Even before the COVID-19 pandemic, people had been moving to Phoenix. But when offices nationwide closed in 2020, even more workers found their way to the Valley of the Sun.
Now, two years later, John Carlson, president of Scottsdale, Arizona-based developer, owner and investment manager Mark-Taylor Residential, says those people are staying.
“I was initially worried about the boomerang effect — meaning someone would come here from, say, San Francisco for six months and go back,” Carlson said. “But we're finding that many of those folks are staying because they fell in love with Arizona.”
Carlson, whose company manages more than 22,000 apartments and is celebrating its 37th anniversary this year, says the transformation of downtown, the growth of Arizona State University and job expansion in Arizona have helped make the Phoenix market more resilient.
“We used to be very boom or bust and very construction dependent,” Carlson said. “But, post-2011, a lot of things have changed.”
Although Arizona is in a much better position than it was heading into the Great Recession, the state’s rental market will still feel the effects of an economic downturn. Here, Carlson talks with Multifamily Dive about shifting rent growth expectations, how he conveys those changes to his clients and the ownership situations that will get into trouble.
This interview has been edited for brevity and clarity.
MULTIFAMILY DIVE: Do you see any cooling in the market?
2021 was by far the best year ever on record going back in our data to 1982. So when you look at how you are comparing yourself as a marketplace year over year, I like to say it's less good.
Fundamentals remain strong, but we're transitioning expectations. Owners that have been in this business for 10 or fewer years, or post-Great Recession, have only known one market. Long-term owners, such as Scott Taylor and Jeff Mark of our company, have been through these cycles many times.
What do you tell these owners?
So, education matters and data matters. We’ve spent a lot of time over the last 90 days, as the markets cooled, helping ownership groups — new and old — understand what happens as the market cools and goes into less of an expansionary market or into a contraction.

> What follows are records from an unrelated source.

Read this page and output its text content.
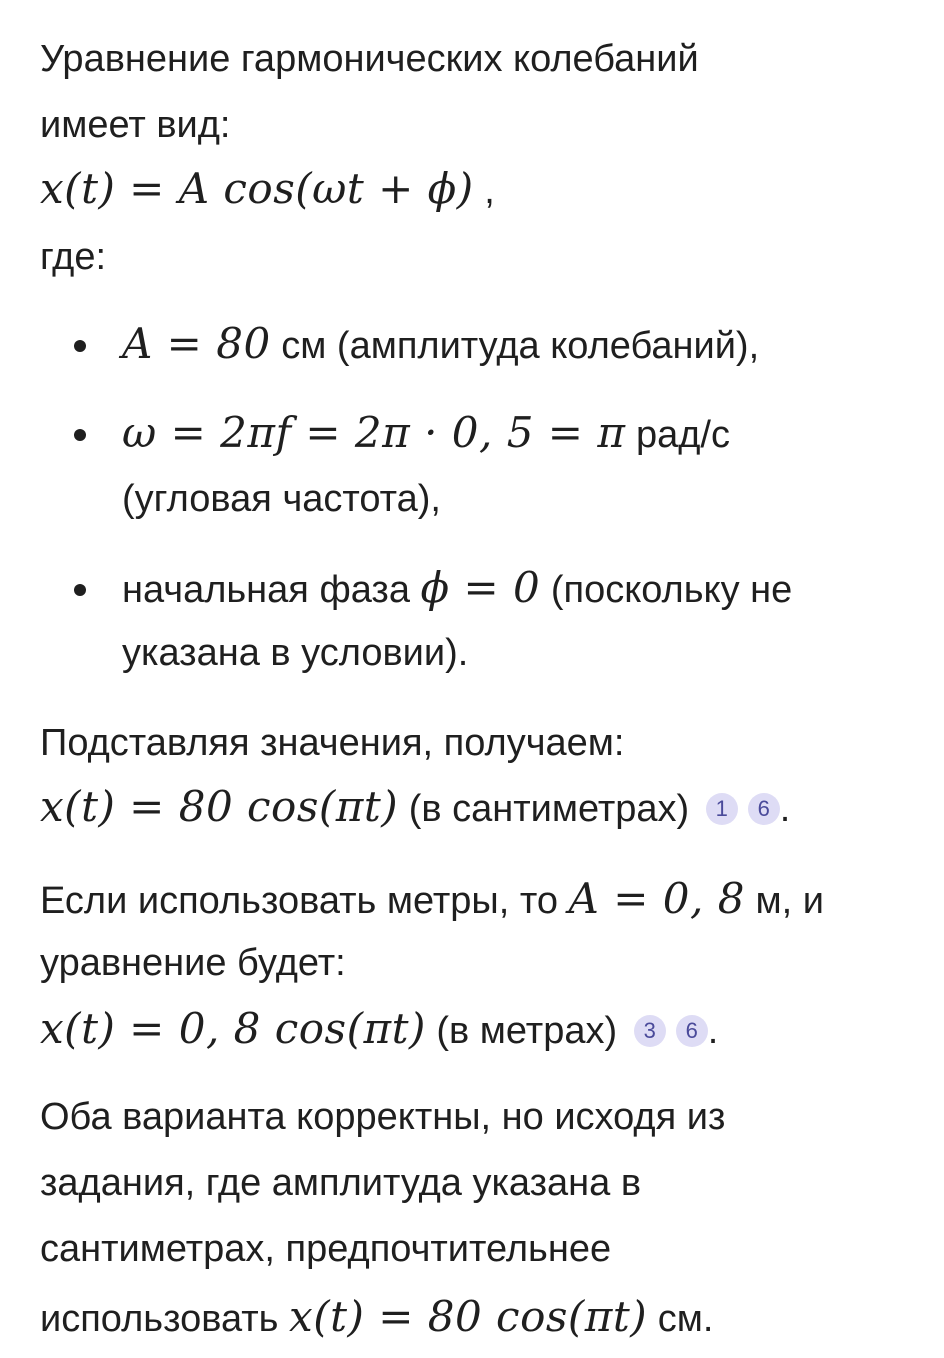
Уравнение гармонических колебаний
имеет вид:
x(t) = A cos(ωt + ϕ) ,
где:
A = 80 см (амплитуда колебаний),
ω = 2πf = 2π · 0, 5 = π рад/с
(угловая частота),
начальная фаза ϕ = 0 (поскольку не
указана в условии).
Подставляя значения, получаем:
x(t) = 80 cos(πt) (в сантиметрах) 1 6 .
Если использовать метры, то A = 0, 8 м, и
уравнение будет:
x(t) = 0, 8 cos(πt) (в метрах) 3 6 .
Оба варианта корректны, но исходя из
задания, где амплитуда указана в
сантиметрах, предпочтительнее
использовать x(t) = 80 cos(πt) см.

How do you rely on numbers to educate owners?
We usually go back to the default — quality data. We are a data company. If I took the average rental increase from 1982 through 2020, it was 3.2%. So, it's hard to argue that rents are ever terribly misaligned from [the Consumer Price Index], but 2021 was different for lots of reasons. It's helping them understand where their expectations should be long term.
If a guy underwrites a bad deal, you're never bigger than the market. So, I can't fix that. But if it's a quality deal and you have a longer-term horizon, you're probably going to be OK.
Who is going to get in trouble?
It is the groups that are building with lots of cost overruns and unrealistic rent expectations. Now they're not going to get bailed out by a sale. The capital markets have cooled. In 2021, we had the most transactions in multifamily history in Phoenix by far. When you have peak transactions, you'll have peak pricing.
Peak prices usually happen within three to 12 months after the transaction peak. If you look at this year’s second quarter, we peaked in pricing.
So now you have a cooling effect, and cap rate compression is easing to some degree. You're no longer seeing guys buying at three caps because of interest rates, and also the headwinds of the macro environment and the hawkish positioning of Jerome Powell and the Federal Reserve. So, there are guys that are thinking about how they stabilize development deals and potentially refinance into permanent debt versus just going to market. There are a lot of things that have changed in the last 90 days because of that price decrease and cap rates going back up.
Do you see differences between the multifamily and single-family rentals that you’re managing?
For a long time, people would say SFR is completely different from traditional multifamily. Forever, garden-style, mid-rise or high-rise were traditionally well-regarded categories. Today, I just look at it as adding SFR and BTR [build-to-rent] to those categories.